Well, no, Nicolas Cage doesn’t exactly “act” in this bizarre thriller/comedy…but he was cast perfectly, and that’s almost as good. Every nervous tick and over-the top bit of scene chewing somehow…works. Just works.
The set up is this: in Everytown USA, someone has “hacked” the maternal/maternal instinct, so that people want to kill their own children. Hijinks ensue. And yeah, it’s damned near zombie time as a brother and sister struggle to escape the titular deranged parents.
What makes it work is the not-terribly-subtle subtext, of middle-aged crisis and the sense parents often have that they have sacrificed their dreams and hopes and passions…and youth…to give life to the next generation. So…isn’t it perfectly reasonable that from time to time you would want to hoist the black flag and make the little bastards pay?
On the backs of this thought, which I’m sure has entered the mind of many a tired, frustrated parent, that an entire nasty little movie has been built, one dappled with gore but holding just enough truth, and just enough real acting, to lift it ALMOST to the level of an art-house splatter movie. I’d give it a “B” for those who have a taste for such things, and an “A” if you happen to be a Nicolas Cage fan.
Watch for the maternity ward scene.
Yeah, I said it.
And…one of the most poignant aspects of the movie is the relationship of Mom (Selma Blair) and Dad (Nicolas Cage). Their middle-aged angst: he concerned about his negative career trajectory she concerned about the loss of “hotness” and a perfect young body. Loving their family and struggling to stay connected, with the first f infidelitous fantasies tip-toeing through their minds.
To watch them infected with whatever strange disease is causing them to turn on their children, and finding some strange and elusive intimacy in their shared mania was actually…touching. Honest
It triggers a call-back to a past episode, where Dad put a pool table into his basement “Man Cave” and is questioned by Mom, who doesn’t understand. And…he explodes into a litany of lost dreams and swelling discontent: hair growing out of his ears and nose. Swelling gut and smaller paycheck. Station wagon. “I was gonna grab the world and squeeze out every drop” he says. And instead of that…here he is.
The road not taken. Savage. NO MATTER WHAT YOU DO, there will be roads not taken, and you will have to fight the urge to scream and dream that they would have been better paths.
But after his anger is spent, vented by violence, he sags next to Mom, and he begs her to understand what he is feeling. And…she does. Because she feels it too. The road not taken. Lost career dreams. Lost self-image as the body shifts with time and children and care.
And in this scene, and in the present-day scenes of chaos and violence, we sense not only the frustration, but the love and connection.
If people are alone, they regret.
If they are paired and childless, they regret.
If they are paired and parenting, they regret.
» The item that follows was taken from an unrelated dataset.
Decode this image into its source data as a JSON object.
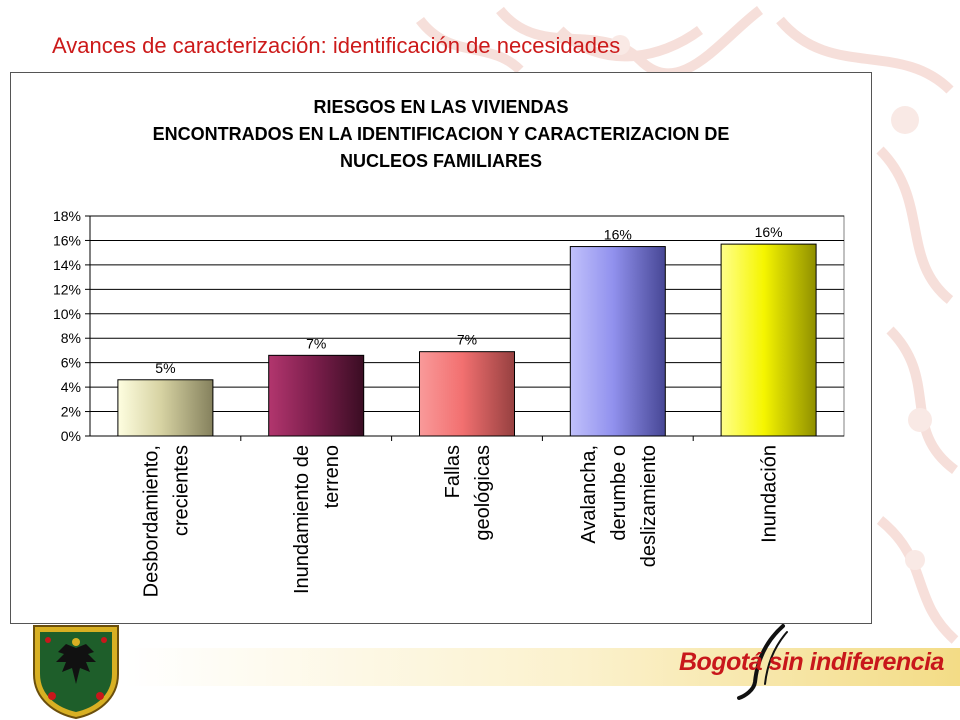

What is the common factor? We regret.
Just as there is joy, and accomplishment, and growth in life, there is also pain. And most of us feel that we would like to face those life challenges surrounded by love. Most of us feel that there is joy in giving to those we care about. If we were the recipients of love and support, we usually enjoy sharing that bounty with others, with nurturing the helpless, and seeing in their struggles our own remembered first steps.
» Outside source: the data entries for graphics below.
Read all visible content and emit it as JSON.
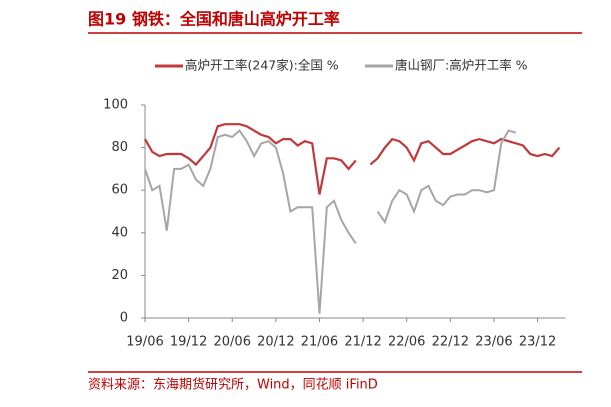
{
  "chart_data": {
    "type": "line",
    "title": "图19   钢铁：全国和唐山高炉开工率",
    "source": "资料来源：东海期货研究所，Wind，同花顺 iFinD",
    "categories": [
      "19/06",
      null,
      null,
      null,
      null,
      null,
      "19/12",
      null,
      null,
      null,
      null,
      null,
      "20/06",
      null,
      null,
      null,
      null,
      null,
      "20/12",
      null,
      null,
      null,
      null,
      null,
      "21/06",
      null,
      null,
      null,
      null,
      null,
      "21/12",
      null,
      null,
      null,
      null,
      null,
      "22/06",
      null,
      null,
      null,
      null,
      null,
      "22/12",
      null,
      null,
      null,
      null,
      null,
      "23/06",
      null,
      null,
      null,
      null,
      null,
      "23/12",
      null,
      null,
      null
    ],
    "series": [
      {
        "name": "高炉开工率(247家):全国 %",
        "color": "#c0393b",
        "values": [
          84,
          78,
          76,
          77,
          77,
          77,
          75,
          72,
          76,
          80,
          90,
          91,
          91,
          91,
          90,
          88,
          86,
          85,
          82,
          84,
          84,
          81,
          83,
          82,
          58,
          75,
          75,
          74,
          70,
          74,
          null,
          72,
          75,
          80,
          84,
          83,
          80,
          74,
          82,
          83,
          80,
          77,
          77,
          79,
          81,
          83,
          84,
          83,
          82,
          84,
          83,
          82,
          81,
          77,
          76,
          77,
          76,
          80
        ]
      },
      {
        "name": "唐山钢厂:高炉开工率 %",
        "color": "#a6a6a6",
        "values": [
          70,
          60,
          62,
          41,
          70,
          70,
          72,
          65,
          62,
          70,
          85,
          86,
          85,
          88,
          83,
          76,
          82,
          83,
          80,
          68,
          50,
          52,
          52,
          52,
          2,
          52,
          55,
          46,
          40,
          35,
          null,
          null,
          50,
          45,
          55,
          60,
          58,
          50,
          60,
          62,
          55,
          53,
          57,
          58,
          58,
          60,
          60,
          59,
          60,
          82,
          88,
          87,
          null,
          null,
          null,
          null,
          null,
          null
        ]
      }
    ],
    "ylim": [
      0,
      100
    ],
    "yticks": [
      0,
      20,
      40,
      60,
      80,
      100
    ]
  }
}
I remember a television star (you’d know the role if not the name) who once talked to me about why he had never married. “I’m waiting for my soulmate. She will be someone I never argue with, who will always know what I want, and I’ll never have to ask. She’ll understand and anticipate.”
THAT…is a deluded, totally immature view.
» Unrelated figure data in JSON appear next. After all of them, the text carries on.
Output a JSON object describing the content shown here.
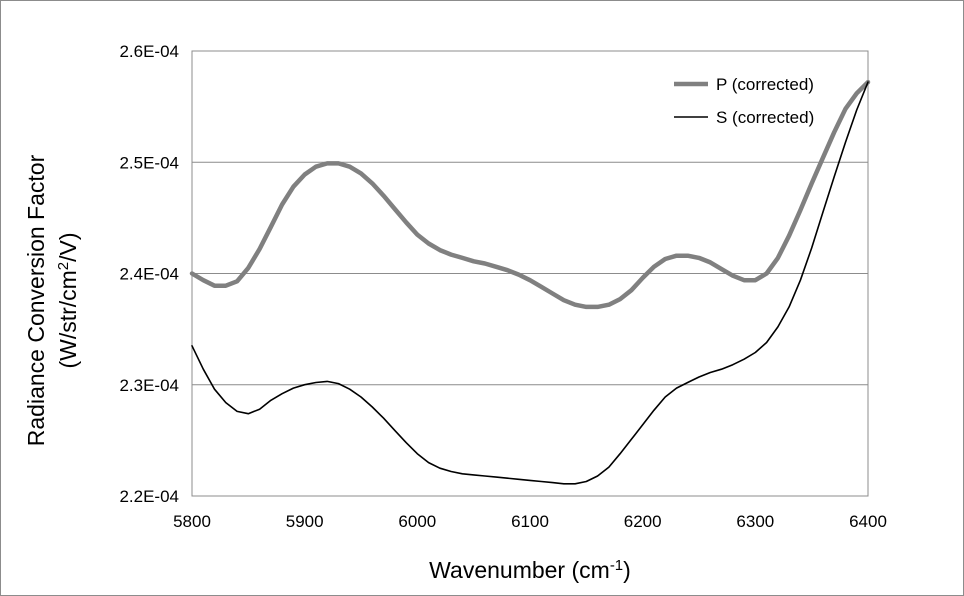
{
  "chart_data": {
    "type": "line",
    "title": "",
    "xlabel": {
      "base": "Wavenumber (cm",
      "sup": "-1",
      "tail": ")"
    },
    "ylabel": {
      "line1": "Radiance Conversion Factor",
      "line2_base": "(W/str/cm",
      "line2_sup": "2",
      "line2_tail": "/V)"
    },
    "xlim": [
      5800,
      6400
    ],
    "ylim": [
      0.00022,
      0.00026
    ],
    "xticks": [
      5800,
      5900,
      6000,
      6100,
      6200,
      6300,
      6400
    ],
    "xtick_labels": [
      "5800",
      "5900",
      "6000",
      "6100",
      "6200",
      "6300",
      "6400"
    ],
    "yticks": [
      0.00022,
      0.00023,
      0.00024,
      0.00025,
      0.00026
    ],
    "ytick_labels": [
      "2.2E-04",
      "2.3E-04",
      "2.4E-04",
      "2.5E-04",
      "2.6E-04"
    ],
    "grid": "horizontal",
    "legend_position": "top-right",
    "series": [
      {
        "name": "P (corrected)",
        "color": "#808080",
        "x": [
          5800,
          5810,
          5820,
          5830,
          5840,
          5850,
          5860,
          5870,
          5880,
          5890,
          5900,
          5910,
          5920,
          5930,
          5940,
          5950,
          5960,
          5970,
          5980,
          5990,
          6000,
          6010,
          6020,
          6030,
          6040,
          6050,
          6060,
          6070,
          6080,
          6090,
          6100,
          6110,
          6120,
          6130,
          6140,
          6150,
          6160,
          6170,
          6180,
          6190,
          6200,
          6210,
          6220,
          6230,
          6240,
          6250,
          6260,
          6270,
          6280,
          6290,
          6300,
          6310,
          6320,
          6330,
          6340,
          6350,
          6360,
          6370,
          6380,
          6390,
          6400
        ],
        "y": [
          0.00024,
          0.0002394,
          0.0002389,
          0.0002389,
          0.0002393,
          0.0002405,
          0.0002422,
          0.0002442,
          0.0002462,
          0.0002478,
          0.0002489,
          0.0002496,
          0.0002499,
          0.0002499,
          0.0002496,
          0.000249,
          0.0002481,
          0.000247,
          0.0002458,
          0.0002446,
          0.0002435,
          0.0002427,
          0.0002421,
          0.0002417,
          0.0002414,
          0.0002411,
          0.0002409,
          0.0002406,
          0.0002403,
          0.0002399,
          0.0002394,
          0.0002388,
          0.0002382,
          0.0002376,
          0.0002372,
          0.000237,
          0.000237,
          0.0002372,
          0.0002377,
          0.0002385,
          0.0002396,
          0.0002406,
          0.0002413,
          0.0002416,
          0.0002416,
          0.0002414,
          0.000241,
          0.0002404,
          0.0002398,
          0.0002394,
          0.0002394,
          0.00024,
          0.0002414,
          0.0002434,
          0.0002457,
          0.0002481,
          0.0002504,
          0.0002527,
          0.0002548,
          0.0002562,
          0.0002572
        ]
      },
      {
        "name": "S (corrected)",
        "color": "#000000",
        "x": [
          5800,
          5810,
          5820,
          5830,
          5840,
          5850,
          5860,
          5870,
          5880,
          5890,
          5900,
          5910,
          5920,
          5930,
          5940,
          5950,
          5960,
          5970,
          5980,
          5990,
          6000,
          6010,
          6020,
          6030,
          6040,
          6050,
          6060,
          6070,
          6080,
          6090,
          6100,
          6110,
          6120,
          6130,
          6140,
          6150,
          6160,
          6170,
          6180,
          6190,
          6200,
          6210,
          6220,
          6230,
          6240,
          6250,
          6260,
          6270,
          6280,
          6290,
          6300,
          6310,
          6320,
          6330,
          6340,
          6350,
          6360,
          6370,
          6380,
          6390,
          6400
        ],
        "y": [
          0.0002335,
          0.0002314,
          0.0002296,
          0.0002284,
          0.0002276,
          0.0002274,
          0.0002278,
          0.0002286,
          0.0002292,
          0.0002297,
          0.00023,
          0.0002302,
          0.0002303,
          0.0002301,
          0.0002296,
          0.0002289,
          0.000228,
          0.000227,
          0.0002259,
          0.0002248,
          0.0002238,
          0.000223,
          0.0002225,
          0.0002222,
          0.000222,
          0.0002219,
          0.0002218,
          0.0002217,
          0.0002216,
          0.0002215,
          0.0002214,
          0.0002213,
          0.0002212,
          0.0002211,
          0.0002211,
          0.0002213,
          0.0002218,
          0.0002226,
          0.0002238,
          0.0002251,
          0.0002264,
          0.0002277,
          0.0002289,
          0.0002297,
          0.0002302,
          0.0002307,
          0.0002311,
          0.0002314,
          0.0002318,
          0.0002323,
          0.0002329,
          0.0002338,
          0.0002352,
          0.000237,
          0.0002394,
          0.0002423,
          0.0002455,
          0.0002487,
          0.0002518,
          0.0002547,
          0.0002572
        ]
      }
    ]
  }
}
Seated in an empty room, we argue within ourselves. We don’t tell ourselves the total truth. We break promises to ourselves frequently. How can we expect others to fit more perfectly with us than we do?
What can we do? We can strive, we can build, we can play, we can enjoy our time on the planet with a partner. And if we choose we can build a business and/or a family or a life of adventurous memories. And whether you do or don’t, you will have challenges, joys, pain, and pleasure. That’s just life.
If you can love yourself, accept yourself, then you will be able to love and accept another human being, with all of their strengths and weaknesses, see your own flaws and skills mirrored in them; sometimes equal, sometimes complementary. Always in a kind of balance. Love makes the experience of life deeper and more meaningful. It is worth looking beyond our self-image, shutting out the voices in our heads, remembering that we CHOSE the choices we made, and taking our steps consciously…and hopefully side by side with a friend, a lover, a partner.
I watched “Mom and Dad” with Tananarive, after a trying day. And when the zomboid parents express the twisted tangle of love and hate toward the terrified children (who put aside their sibling rivalry to survive, another great touch) T and I turned to each other, and kissed. We got it. We get it. This is life. Those emotions are REAL. Sometimes you DO want to chuck it all. Hoist the black flag and follow some hollow passion, sail right off the edge of the marriage map.
But if you love…it passes. It isn’t always calm sailing, but it’s a hell of a ride, and I wouldn’t have missed my Soulmate, or my children, for the world.